Inflation was the focus of lawmakers’ attention during the hearing, and Powell said he still felt that while the level of price increases required the Fed to act, some relief would come beyond monetary policy as the Global supply chains will start to catch up with demand.

Wrongly expecting the adjustment to happen quickly, he claimed, is the reason the Fed initially estimated the rise in inflation last year as “transient”, Only to see that it continued to increase.

He commented that he now believes inflation will subside by the middle of this year, but that the Fed is ready to do whatever it takes to prevent the high rates of price increases from “take root”.

We will have to be humble but skillful”He commented, in deciding when and how quickly to raise interest rates and change asset holdings, which have soared to more than $ 8 trillion.

Powell stated that no decision has been made on the normalization of monetary policy, but that the Fed is likely to decide to reduce the balance sheet “earlier and faster”Than after the recession of 2007-2009.

Interest rates

The hearing is a first step in the long-awaited confirmation of Powell by the full Senate for a new four-year term as Fed chairman.
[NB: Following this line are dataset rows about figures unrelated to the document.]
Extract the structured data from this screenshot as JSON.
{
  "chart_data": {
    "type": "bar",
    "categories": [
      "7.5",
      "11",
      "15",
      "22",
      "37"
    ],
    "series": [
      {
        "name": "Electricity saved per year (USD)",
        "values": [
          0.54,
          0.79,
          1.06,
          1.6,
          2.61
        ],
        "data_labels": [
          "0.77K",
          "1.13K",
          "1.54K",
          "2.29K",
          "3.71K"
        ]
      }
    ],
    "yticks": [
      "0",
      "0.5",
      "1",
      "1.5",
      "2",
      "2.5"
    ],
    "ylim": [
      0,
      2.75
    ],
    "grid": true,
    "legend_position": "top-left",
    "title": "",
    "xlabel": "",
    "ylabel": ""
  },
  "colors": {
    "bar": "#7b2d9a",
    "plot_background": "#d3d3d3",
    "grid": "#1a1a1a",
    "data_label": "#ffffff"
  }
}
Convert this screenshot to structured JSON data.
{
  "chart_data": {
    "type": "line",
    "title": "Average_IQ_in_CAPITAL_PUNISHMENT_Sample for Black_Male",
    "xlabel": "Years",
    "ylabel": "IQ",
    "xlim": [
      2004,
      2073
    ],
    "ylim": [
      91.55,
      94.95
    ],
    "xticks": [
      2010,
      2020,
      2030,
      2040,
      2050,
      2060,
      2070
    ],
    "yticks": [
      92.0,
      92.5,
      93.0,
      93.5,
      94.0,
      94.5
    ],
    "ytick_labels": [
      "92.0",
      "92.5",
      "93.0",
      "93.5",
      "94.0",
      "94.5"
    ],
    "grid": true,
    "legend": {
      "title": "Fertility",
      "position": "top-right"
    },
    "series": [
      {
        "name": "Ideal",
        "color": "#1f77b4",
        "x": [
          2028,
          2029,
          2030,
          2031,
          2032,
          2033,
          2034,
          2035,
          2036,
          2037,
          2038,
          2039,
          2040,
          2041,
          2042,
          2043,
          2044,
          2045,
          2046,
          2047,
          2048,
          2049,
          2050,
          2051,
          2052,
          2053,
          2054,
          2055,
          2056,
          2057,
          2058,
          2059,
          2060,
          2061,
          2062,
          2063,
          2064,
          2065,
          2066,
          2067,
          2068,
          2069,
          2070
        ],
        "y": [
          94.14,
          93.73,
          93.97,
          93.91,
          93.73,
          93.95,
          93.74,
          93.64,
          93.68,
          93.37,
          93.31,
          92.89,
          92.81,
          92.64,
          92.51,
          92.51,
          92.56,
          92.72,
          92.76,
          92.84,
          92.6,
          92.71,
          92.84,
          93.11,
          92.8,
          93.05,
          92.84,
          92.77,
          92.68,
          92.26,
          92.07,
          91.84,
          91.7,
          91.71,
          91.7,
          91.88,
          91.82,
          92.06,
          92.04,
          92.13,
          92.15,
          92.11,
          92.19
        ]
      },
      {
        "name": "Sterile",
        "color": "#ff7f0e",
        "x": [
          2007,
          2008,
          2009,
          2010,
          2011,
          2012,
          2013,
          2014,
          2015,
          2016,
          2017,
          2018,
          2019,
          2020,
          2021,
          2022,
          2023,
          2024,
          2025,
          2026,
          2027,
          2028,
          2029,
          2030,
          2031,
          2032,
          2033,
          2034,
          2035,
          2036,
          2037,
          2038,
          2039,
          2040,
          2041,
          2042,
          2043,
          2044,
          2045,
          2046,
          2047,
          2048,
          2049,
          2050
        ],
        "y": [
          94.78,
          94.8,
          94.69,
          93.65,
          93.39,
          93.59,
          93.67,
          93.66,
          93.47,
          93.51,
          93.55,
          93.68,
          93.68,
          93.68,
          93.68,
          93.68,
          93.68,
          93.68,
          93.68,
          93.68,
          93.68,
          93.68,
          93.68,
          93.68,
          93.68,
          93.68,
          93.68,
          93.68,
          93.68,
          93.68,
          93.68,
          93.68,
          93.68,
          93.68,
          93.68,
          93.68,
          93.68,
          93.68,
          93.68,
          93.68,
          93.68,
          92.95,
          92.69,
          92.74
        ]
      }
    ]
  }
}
Lael Brainard, current Fed governor, will be questioned by the same panel on Thursday for a four-year term as vice president.

In December, the Fed decided to end its purchases of Treasury bonds and mortgage-backed securities by March – a legacy of its nearly two-year battle against the economic fallout of the pandemic – and said it could raise interest rates. interest three times this year.

Since then, COVID-19 infections have reached record daily figures, with increased hospitalizations and employee quarantine undermining an already stretched labor supply, with some observers expecting it to escalate. even more the mismatch between supply and demand that is pushing up prices.

Investors and traders will be on the lookout for new clues as to when the Federal Reserve could start raising its interest rates and possibly reducing its bond holdings to curb inflation.

Financial markets anticipate an aggressive response and interest rate futures traders are betting on four hikes this year.